ATX Power Supply Jumpers

ATX Power Supply Jumpers

Attempting to replace or repair your computer’s power supply unit (or PSU) is becoming increasingly easy, even if you don’t have advanced training or experience in working with computer hardware. A variety of different companies including both online retailers as well as local computer hardware stores now provide the necessary components to do some home repairs.

This provides some basic information on getting started using or updating the ATX power supply, whether replacing components or using a jumper to test or trigger a power supply unit to see if it’s working—however individual specifications differ between units and may require some specific attention.

The ATX form factor represents a specification system for the interconnection of your computer, your power supply unit and your processor or motherboard.

First introduced by the Intel Corporation in 1995, ATX (or Advanced Technology eXtended) specifies the connection of these components based on:

  • The physical dimensions of your computer.
  • The location of the mounting points on the computer chassis.
  • The input / output panel and the type of pin-out connector used.

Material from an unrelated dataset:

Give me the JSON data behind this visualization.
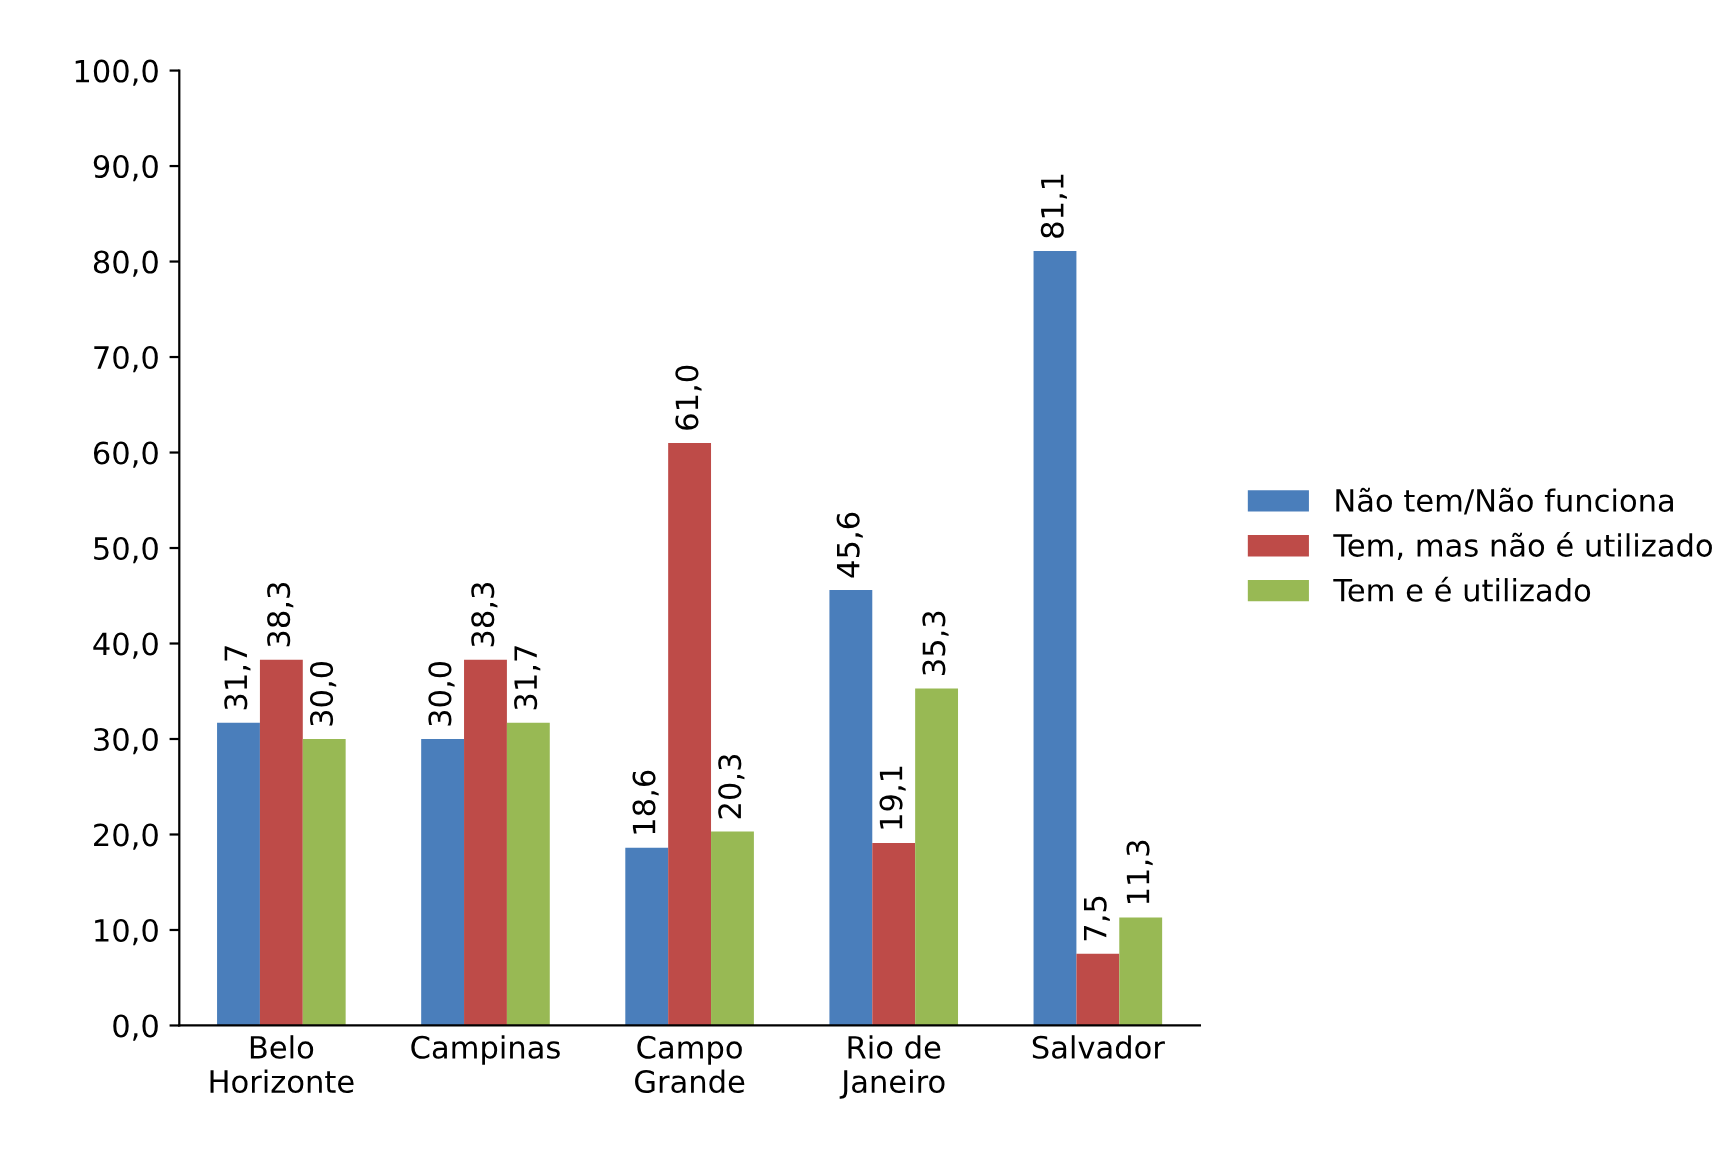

It has gone through a number of different versions since its introduction, with subsequent versions offering improved efficiency and cost saving improvements.

Using jumpers to modify ATX Power Supplies

Although some experience is typically recommended for attempting repairs to your computer’s power supplies or modifying them, it is possible to alter an ATX power supply to turn it on without being attached to a motherboard.

This is useful if you wish to test whether the PSU is working or has any problems. For example, if your computer is failing to start under conventional methods, you may wish to test the power supply unit to determine whether the problem lies with it. This provides some basic instructions for a standard 20 pin type connector under the ATX specification.

  • First, unplug the power cord from the power supply unit as well as the motherboard.
  • Second, use a jumper to short out pins 14 and 15 on the 20 pin connector. These are the fourth and fifth pins from the top on the right hand side when looking at the connector, or the green to black coloured pins.
  • Then, plug in the power supplies cord to the electrical main just long enough to see whether it turns on the fan for the power supply unit. This allows you to determine whether or not a fault lies with the power supply unit—if the fan starts turning, the PSU is ok.

Basic safety for repairing or working on ATX Power Supplies Units

There are a few basic considerations for other repair, replacement or modification work on power supply units.

  • First, before attempting to replace any components, make sure the PSU is disconnected from the electrical mains.
  • It’s also important to remember that PSUs can carry a residual charge even after being disconnected, so it’s important to ground the unit safely before attempting to do any work, as this can deliver a nasty shock.
  • If at all uncomfortable with any of the repair work, don’t hesitate to consult expert technicians or speak to sales representatives to ensure you don’t risk damaging your computer.